The Cleveland City Council voted 5-2 Monday during the regular voting session to put the waste collection contract out for bid.
Vice Mayor Avery Johnson and 2nd District Councilman Bill Estes voted against bidding the contract. At-Large Councilman Richard Banks, At-Large Councilman George Poe, 1st District Councilman Charlie McKenzie, 4th District Councilman David May, and 5th District Councilman Dale Hughes voted in favor of bidding the contract rather than grant Waste Connections a five-year extension.
McKenzie might have summed the controversy up best when he said he has had more calls about the garbage contract than he has about schools.
“Apparently people care more about their trash than they do their schools,” he said after the vote.
Cleveland Mayor Tom Rowland read a letter to the Cleveland City Council from Bradley County Commission Chairman Louie Alford. Alford asked the city to bid the garbage contract.
Alford stated in the letter that procuring goods and services from local companies promotes a healthy economy. Waste collected within the city is disposed of in a private landfill in McMinn County. If it was taken to the Bradley County Landfill, the county would benefit with an added $60,000 to $70,000 annually in the Solid Waste Fund. The money can be used only for solid waste projects such as expanding the joint city and county recycling program.
Johnson said he received more than 150 calls urging him to extend the contract five more years with Waste Connections. Only one of the callers expressed dissatisfaction with the current garbage collection service.
The other councilmen expressed similar responses from a public awareness campaign launched by Waste Connections urging residents to contact their respective Council members if happy with their service.
Johnson told his colleagues he is also a strong proponent of letting contracts out for bid.
“If I ever was going to set aside the bidding process and extend a contract to continue to do business with the people we’re doing business with, it would definitely be Waste Connections,” Johnson said.
Poe said he received about 200 calls during which he tried to take the time to explain the history of the contract. According to Poe, a local man had the contract 15 years ago. He asked for an extension, then sold the company to Waste Connections, based in Los Angeles.
“I don’t think that’s right. I think we should bid the contract and let the best man win,” he said. “If this company that’s got it now comes in with the best price, then so be it.”
Estes said the only reason the city has to opt out is another company stated it can save the city money, “but the track record of those who come and say that does not show that, nor is anyone in East Tennessee paying less than we are, so it’s a gamble. If we put it out for bid, we might save money, but it’s a gamble.”
Estes voted against the motion to bid the contract because residents are happy and the city has the lowest rate.
City Manager Janice Casteel asked the Council to consider a 10-year contract to make it worthwhile for a company to invest in equipment and personnel.

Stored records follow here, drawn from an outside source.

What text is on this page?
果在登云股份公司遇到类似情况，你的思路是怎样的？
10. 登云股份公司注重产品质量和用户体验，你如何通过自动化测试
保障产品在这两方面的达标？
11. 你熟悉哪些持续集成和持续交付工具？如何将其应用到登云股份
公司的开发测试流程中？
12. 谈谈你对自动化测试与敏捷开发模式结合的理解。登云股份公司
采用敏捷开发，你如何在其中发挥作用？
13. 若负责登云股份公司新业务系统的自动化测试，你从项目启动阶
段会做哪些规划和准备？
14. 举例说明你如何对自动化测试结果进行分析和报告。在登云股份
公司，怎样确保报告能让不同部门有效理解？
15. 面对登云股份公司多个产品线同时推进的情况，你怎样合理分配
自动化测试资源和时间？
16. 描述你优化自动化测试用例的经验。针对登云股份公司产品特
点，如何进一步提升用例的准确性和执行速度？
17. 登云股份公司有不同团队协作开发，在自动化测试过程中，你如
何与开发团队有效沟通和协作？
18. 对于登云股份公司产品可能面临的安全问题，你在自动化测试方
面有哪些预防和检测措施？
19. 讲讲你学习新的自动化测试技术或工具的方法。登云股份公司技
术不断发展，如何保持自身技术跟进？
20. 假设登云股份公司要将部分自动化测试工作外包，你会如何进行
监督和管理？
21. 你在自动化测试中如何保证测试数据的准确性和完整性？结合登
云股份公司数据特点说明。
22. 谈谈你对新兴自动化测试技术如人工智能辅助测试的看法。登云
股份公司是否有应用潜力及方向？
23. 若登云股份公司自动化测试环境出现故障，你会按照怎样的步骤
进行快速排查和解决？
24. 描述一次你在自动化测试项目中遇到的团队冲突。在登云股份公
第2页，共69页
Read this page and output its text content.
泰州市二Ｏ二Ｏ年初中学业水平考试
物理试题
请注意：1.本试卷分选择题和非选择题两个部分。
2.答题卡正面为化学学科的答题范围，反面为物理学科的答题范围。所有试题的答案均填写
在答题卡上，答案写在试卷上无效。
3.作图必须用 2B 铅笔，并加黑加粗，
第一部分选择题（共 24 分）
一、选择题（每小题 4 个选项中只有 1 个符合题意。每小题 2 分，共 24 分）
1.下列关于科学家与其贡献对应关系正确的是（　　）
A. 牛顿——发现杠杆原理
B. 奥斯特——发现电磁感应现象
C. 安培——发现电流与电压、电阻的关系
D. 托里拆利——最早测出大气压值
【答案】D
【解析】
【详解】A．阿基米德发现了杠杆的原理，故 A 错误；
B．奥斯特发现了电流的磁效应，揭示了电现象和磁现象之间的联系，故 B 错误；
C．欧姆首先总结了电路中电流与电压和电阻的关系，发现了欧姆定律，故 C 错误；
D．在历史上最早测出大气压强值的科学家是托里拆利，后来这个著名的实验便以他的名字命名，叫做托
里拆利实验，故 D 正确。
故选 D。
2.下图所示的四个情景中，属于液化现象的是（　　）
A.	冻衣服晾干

Santek Environmental Vice President of Business Development Kenny Fuquea said the company found centrally located property for use as a transfer station for Public Works.
Public Works Director Tommy Myers said during a Council strategic planning workshop earlier in the day that the transfer station saved his department more than $16,600 in time and landfill costs.
Waste Connections marketing manager Doug McGill said some people think Santek is a local company because it’s headquartered in Cleveland, but all of its trucks are in Chattanooga.
“You put a five-year extension ability in the contract. You have not had bad service, you’ve had great service,” he said.
He said Waste Connections has numerous municipal contracts within the state. The last municipal contract up for bid was in Soddy-Daisy. His company bid $2.59 cheaper than Waste Services.
“You’ve got a guaranteed savings. You’ve got guaranteed good service,” he said. “I just don’t understand why somebody wouldn’t take advantage of a guaranteed deal. I just think it’s a shame the Council can’t take into consideration what the residents have told you themselves.”
During the Nov. 26 Council meeting, McGill offered to forego a price increase effective Jan. 1, if the city exercised the option to extend the contract by five years. The company would accept the CPI increase during the five years of the extension.
The cost the company charges is tied to the Consumer Price Index published annually. The current CPI adjustment is 2.49 percent. Not taking the adjustment equates to a $35,000 savings to the city in 2013.
Santek responded with a guarantee it would save the city money if the contract was let for bid.